Он ловил их дома, в полях и в уборной. Вечером они с одноклассниками жарили крыс на огне во дворе школы. Шин обдирал с крыс шкуру, вынимал потроха, а затем солил и съедал все остальное — мясо, кости и крошечные лапки.

Кроме того, он научился делать из стеблей лугового лисохвоста гарпунчики для охоты на кузнечиков, цикад и стрекоз. Ими он лакомился, поджаривая на огне, в конце лета и осенью. В горных лесах, куда учеников нередко отправляли по дрова, Шин собирал и горстями пожирал дикий виноград, крыжовник и корейскую малину.
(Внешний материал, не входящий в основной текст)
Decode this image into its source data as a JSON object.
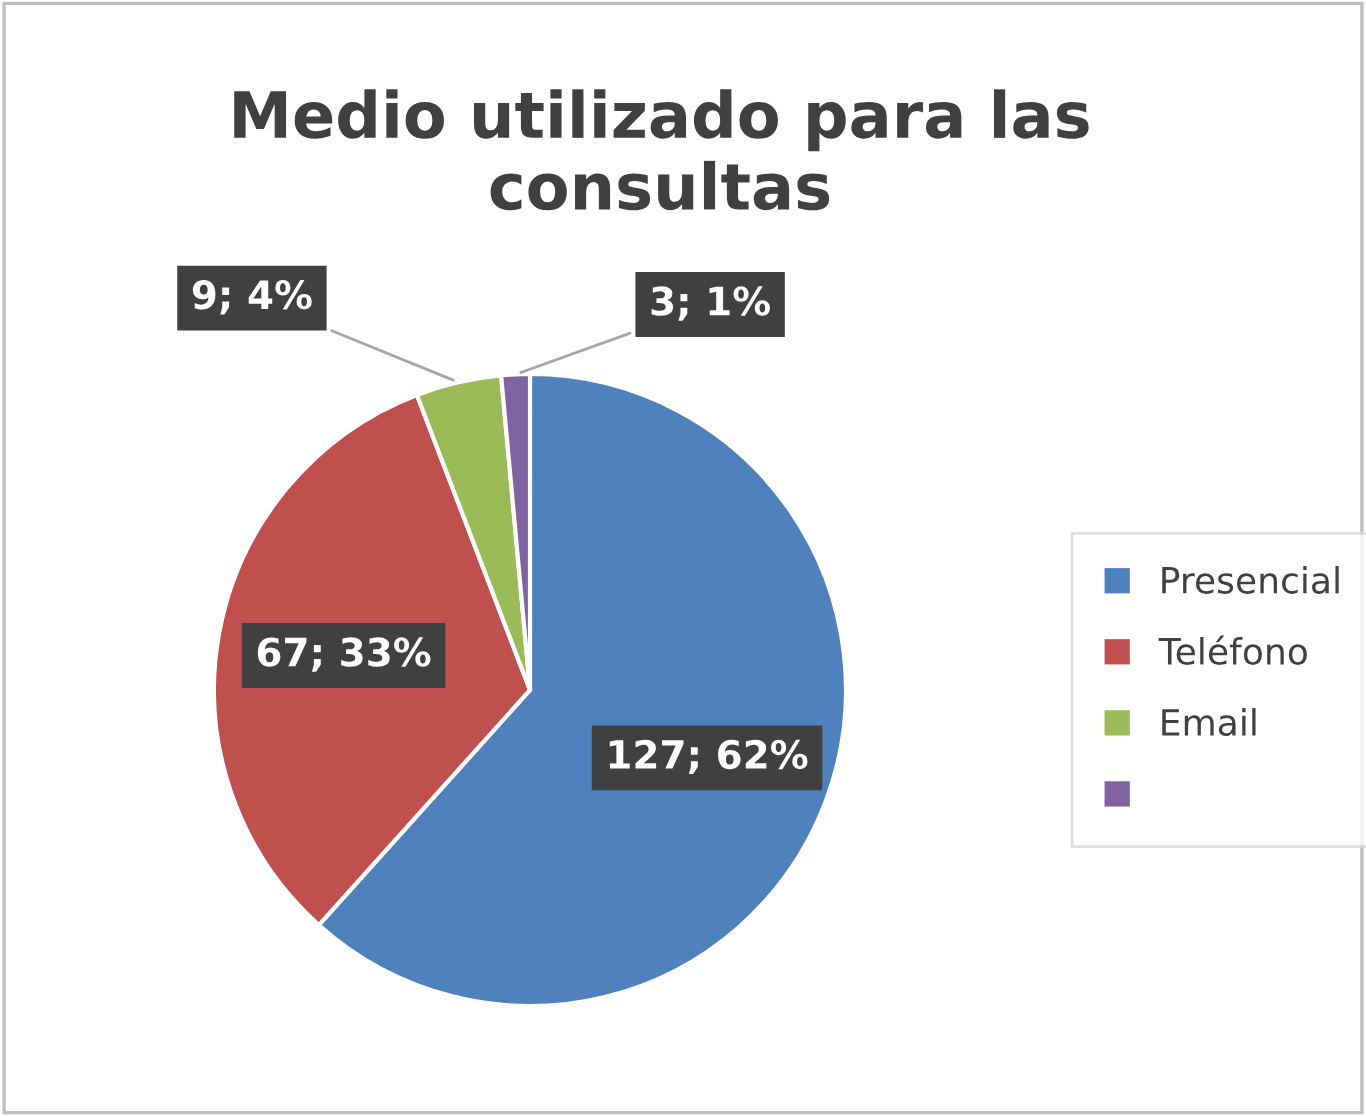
{
  "chart_data": {
    "type": "pie",
    "title": "Medio utilizado para las consultas",
    "categories": [
      "Presencial",
      "Teléfono",
      "Email",
      null
    ],
    "values": [
      127,
      67,
      9,
      3
    ],
    "value_labels": [
      "127; 62%",
      "67; 33%",
      "9; 4%",
      "3; 1%"
    ],
    "colors": [
      "#4f81bd",
      "#c0504d",
      "#9bbb59",
      "#8064a2"
    ],
    "legend": "right"
  }
}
Зимой, весной и в начале лета еды было гораздо меньше. Голод вынуждал Шина и его приятелей пробовать хитрости, которые, по словам лагерных старожилов, должны были помочь утолить голод. Услышав, что жидкости ускоряют процессы пищеварения, дети во время еды стали отказываться от воды и супа в надежде оттянуть новые приступы голода. Они старались как можно реже ходить в туалет, чтобы не чувствовать пустоты в животе и меньше думать о еде. Альтернативной технологией борьбы с голодом были попытки подражать коровам, т. е. отрыгивать только что принятую пищу и съедать ее снова. Шин несколько раз попробовал этот способ, но понял, что это не помогает…

Летом, когда детей отправляли на прополку, шла охота на крыс и полевых мышей. Шин помнит, что целыми днями питался только ими. Самыми счастливыми и радостными мгновениями детства были у него те, когда ему удавалось набить живот.